Isn’t this awesome? You’re not aiming to be perfect. You’re aiming to be perfectly at home with yourself. You’re aiming to accept your weirdness, quirks and awkwardness, and out of that okayness, you will give your small charges – and everyone around you – permission to be, to feel what arises, and to express themselves. To make mistakes. To course-correct. And that makes them a gift, to everyone, because those people tend to be good listeners and communicators, themselves.
We’re in a maelstrom of feelings these days. The latest outbreak numbers in Whistler reiterated how tough it is on the kiddos these days: no playdates, no birthday parties. We’re weathering all the storms, and our outlets are limited.

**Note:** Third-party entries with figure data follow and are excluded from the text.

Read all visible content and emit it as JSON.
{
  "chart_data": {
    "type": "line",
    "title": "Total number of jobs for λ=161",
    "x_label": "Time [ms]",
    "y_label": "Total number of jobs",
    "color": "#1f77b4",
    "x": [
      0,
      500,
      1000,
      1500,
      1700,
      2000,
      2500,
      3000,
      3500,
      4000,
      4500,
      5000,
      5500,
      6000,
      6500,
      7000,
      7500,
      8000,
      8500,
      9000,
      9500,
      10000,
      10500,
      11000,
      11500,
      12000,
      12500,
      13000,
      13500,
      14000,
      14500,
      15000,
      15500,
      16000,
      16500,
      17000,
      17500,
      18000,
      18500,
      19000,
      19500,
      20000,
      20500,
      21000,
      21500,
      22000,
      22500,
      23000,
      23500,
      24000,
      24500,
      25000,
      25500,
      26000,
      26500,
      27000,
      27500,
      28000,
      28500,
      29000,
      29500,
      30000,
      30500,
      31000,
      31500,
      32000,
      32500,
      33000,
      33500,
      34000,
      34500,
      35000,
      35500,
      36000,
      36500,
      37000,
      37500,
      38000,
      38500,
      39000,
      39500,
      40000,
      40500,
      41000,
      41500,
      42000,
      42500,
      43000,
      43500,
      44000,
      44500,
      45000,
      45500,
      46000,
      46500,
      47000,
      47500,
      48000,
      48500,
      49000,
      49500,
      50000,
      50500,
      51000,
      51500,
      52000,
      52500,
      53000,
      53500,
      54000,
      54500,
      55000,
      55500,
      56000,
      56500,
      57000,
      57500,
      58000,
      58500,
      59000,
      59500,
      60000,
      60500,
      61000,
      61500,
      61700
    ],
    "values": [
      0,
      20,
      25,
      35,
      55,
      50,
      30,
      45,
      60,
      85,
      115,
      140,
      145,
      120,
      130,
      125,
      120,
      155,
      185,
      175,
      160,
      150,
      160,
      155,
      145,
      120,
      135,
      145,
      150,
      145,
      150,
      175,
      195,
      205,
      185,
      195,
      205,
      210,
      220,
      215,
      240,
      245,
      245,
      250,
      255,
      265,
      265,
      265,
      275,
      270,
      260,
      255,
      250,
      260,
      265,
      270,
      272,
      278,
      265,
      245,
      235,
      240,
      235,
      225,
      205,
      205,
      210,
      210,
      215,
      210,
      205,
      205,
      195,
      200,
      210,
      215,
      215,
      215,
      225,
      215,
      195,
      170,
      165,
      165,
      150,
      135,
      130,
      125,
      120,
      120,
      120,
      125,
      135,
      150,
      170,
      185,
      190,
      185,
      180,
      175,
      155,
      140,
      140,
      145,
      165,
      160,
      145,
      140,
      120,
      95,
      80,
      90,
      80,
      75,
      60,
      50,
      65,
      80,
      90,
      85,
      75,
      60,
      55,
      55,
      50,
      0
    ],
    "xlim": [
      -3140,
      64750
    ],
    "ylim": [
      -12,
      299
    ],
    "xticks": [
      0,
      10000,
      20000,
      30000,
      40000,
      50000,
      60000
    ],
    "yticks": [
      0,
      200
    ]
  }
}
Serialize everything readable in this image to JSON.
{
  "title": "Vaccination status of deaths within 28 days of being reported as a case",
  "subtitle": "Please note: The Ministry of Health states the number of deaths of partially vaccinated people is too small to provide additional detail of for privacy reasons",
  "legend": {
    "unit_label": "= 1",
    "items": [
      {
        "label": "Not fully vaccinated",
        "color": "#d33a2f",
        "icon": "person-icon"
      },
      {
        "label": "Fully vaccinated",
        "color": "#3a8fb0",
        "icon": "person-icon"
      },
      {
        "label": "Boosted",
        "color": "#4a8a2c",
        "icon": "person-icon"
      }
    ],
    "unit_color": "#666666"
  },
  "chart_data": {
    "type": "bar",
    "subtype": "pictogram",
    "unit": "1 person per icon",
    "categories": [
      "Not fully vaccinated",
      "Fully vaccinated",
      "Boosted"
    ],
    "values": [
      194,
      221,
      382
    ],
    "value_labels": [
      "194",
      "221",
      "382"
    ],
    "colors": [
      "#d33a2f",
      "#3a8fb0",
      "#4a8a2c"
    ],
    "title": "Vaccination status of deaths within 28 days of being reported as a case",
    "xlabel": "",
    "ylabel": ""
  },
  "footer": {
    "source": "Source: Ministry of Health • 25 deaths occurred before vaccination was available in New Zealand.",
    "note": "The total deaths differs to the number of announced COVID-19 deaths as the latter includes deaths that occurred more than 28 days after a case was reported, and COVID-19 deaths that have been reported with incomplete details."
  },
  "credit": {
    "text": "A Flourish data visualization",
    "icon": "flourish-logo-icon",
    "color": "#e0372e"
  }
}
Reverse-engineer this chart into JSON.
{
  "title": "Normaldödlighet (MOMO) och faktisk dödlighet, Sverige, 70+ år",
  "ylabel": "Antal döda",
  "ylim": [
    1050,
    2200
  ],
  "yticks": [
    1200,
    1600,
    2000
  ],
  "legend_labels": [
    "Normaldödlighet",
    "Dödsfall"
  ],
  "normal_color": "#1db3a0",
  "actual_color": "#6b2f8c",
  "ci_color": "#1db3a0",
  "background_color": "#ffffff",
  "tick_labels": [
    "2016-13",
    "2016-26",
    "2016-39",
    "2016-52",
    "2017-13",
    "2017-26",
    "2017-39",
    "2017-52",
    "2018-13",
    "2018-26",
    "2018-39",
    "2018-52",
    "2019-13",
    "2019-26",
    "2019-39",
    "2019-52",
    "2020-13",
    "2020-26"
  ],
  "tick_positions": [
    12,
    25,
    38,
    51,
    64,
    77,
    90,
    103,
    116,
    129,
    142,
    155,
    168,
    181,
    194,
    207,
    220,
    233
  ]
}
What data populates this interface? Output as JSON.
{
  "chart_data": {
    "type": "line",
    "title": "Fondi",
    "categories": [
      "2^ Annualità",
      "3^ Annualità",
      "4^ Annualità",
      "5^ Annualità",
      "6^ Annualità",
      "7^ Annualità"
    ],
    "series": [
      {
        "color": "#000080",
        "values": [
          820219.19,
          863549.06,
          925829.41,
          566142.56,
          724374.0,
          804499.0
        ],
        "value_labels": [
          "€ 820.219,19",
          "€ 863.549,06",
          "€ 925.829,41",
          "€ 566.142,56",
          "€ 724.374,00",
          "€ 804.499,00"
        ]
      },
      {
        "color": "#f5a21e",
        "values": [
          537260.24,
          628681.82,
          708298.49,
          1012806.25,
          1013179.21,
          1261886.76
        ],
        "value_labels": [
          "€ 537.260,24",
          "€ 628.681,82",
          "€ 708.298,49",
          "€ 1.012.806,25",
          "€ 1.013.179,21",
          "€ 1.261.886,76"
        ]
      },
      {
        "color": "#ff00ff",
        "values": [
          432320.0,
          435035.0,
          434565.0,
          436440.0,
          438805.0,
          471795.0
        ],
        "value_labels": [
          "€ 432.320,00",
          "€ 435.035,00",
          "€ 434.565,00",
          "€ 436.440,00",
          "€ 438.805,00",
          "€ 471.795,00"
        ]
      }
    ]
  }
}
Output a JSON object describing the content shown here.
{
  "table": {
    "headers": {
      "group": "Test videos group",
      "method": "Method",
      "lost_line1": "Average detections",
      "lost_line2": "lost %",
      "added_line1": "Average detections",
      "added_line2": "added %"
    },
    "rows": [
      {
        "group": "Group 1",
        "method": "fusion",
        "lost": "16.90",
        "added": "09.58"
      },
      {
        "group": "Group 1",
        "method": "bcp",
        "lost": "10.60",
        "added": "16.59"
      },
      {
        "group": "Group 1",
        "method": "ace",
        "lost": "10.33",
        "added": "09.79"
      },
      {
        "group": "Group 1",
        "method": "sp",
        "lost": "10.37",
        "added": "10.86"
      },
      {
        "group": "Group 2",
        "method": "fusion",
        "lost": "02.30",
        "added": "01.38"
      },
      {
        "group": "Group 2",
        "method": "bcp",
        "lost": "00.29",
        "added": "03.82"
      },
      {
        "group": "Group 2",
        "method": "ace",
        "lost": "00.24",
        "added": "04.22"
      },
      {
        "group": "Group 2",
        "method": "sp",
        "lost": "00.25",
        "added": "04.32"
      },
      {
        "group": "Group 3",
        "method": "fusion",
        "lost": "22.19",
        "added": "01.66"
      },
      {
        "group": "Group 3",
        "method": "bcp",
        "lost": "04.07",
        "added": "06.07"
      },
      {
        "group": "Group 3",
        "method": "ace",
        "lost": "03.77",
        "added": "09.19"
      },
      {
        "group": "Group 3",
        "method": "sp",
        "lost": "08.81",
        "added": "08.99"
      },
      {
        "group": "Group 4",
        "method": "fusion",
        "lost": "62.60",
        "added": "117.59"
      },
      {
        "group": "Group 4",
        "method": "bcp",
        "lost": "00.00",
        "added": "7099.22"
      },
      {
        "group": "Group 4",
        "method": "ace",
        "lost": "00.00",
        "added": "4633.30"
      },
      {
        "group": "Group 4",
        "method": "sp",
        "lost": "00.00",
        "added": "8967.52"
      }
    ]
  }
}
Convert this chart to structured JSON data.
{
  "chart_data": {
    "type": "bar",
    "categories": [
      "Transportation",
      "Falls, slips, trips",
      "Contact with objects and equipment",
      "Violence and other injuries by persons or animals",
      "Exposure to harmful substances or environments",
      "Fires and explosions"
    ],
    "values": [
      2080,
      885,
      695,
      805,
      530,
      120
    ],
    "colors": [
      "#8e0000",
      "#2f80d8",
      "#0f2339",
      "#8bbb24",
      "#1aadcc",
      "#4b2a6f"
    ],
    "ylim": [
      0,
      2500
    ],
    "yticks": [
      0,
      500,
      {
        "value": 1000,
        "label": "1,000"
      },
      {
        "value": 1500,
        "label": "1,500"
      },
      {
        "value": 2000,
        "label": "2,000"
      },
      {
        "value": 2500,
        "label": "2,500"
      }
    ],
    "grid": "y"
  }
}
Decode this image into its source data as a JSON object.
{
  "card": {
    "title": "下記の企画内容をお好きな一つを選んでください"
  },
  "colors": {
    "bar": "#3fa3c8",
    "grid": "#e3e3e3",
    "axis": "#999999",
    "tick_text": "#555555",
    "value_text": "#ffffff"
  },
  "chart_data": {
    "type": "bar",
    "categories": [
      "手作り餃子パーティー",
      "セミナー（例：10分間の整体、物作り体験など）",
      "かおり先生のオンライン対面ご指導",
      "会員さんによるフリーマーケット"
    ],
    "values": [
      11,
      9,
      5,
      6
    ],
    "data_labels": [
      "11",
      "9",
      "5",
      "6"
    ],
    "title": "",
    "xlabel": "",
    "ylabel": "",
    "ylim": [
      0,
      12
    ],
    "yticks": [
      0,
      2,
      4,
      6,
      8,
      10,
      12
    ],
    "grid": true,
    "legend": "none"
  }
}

The security of knowing that someone is watching out for him/her is what allows a child to explore, to risk bumps, disappointment and hurt feelings, and to come out the other side. When children feel safe, they develop a nervous system that is less alarmist, so they recover more easily from upsets. So don’t try to talk him/her out of her feelings when he/she doesn’t get the part in the play. Instead, empathize with the disappointment and honor the grief.
With your support, they’ll feel those big emotions and move past them, instead of freezing them inside, which locks in that feeling of failure.
Every child needs to know that someone is in their corner, rooting for them. Not rooting for them to reach the top, be the best, impress everyone… but rooting for them, as they are, no matter what. Even in the midst of a storm.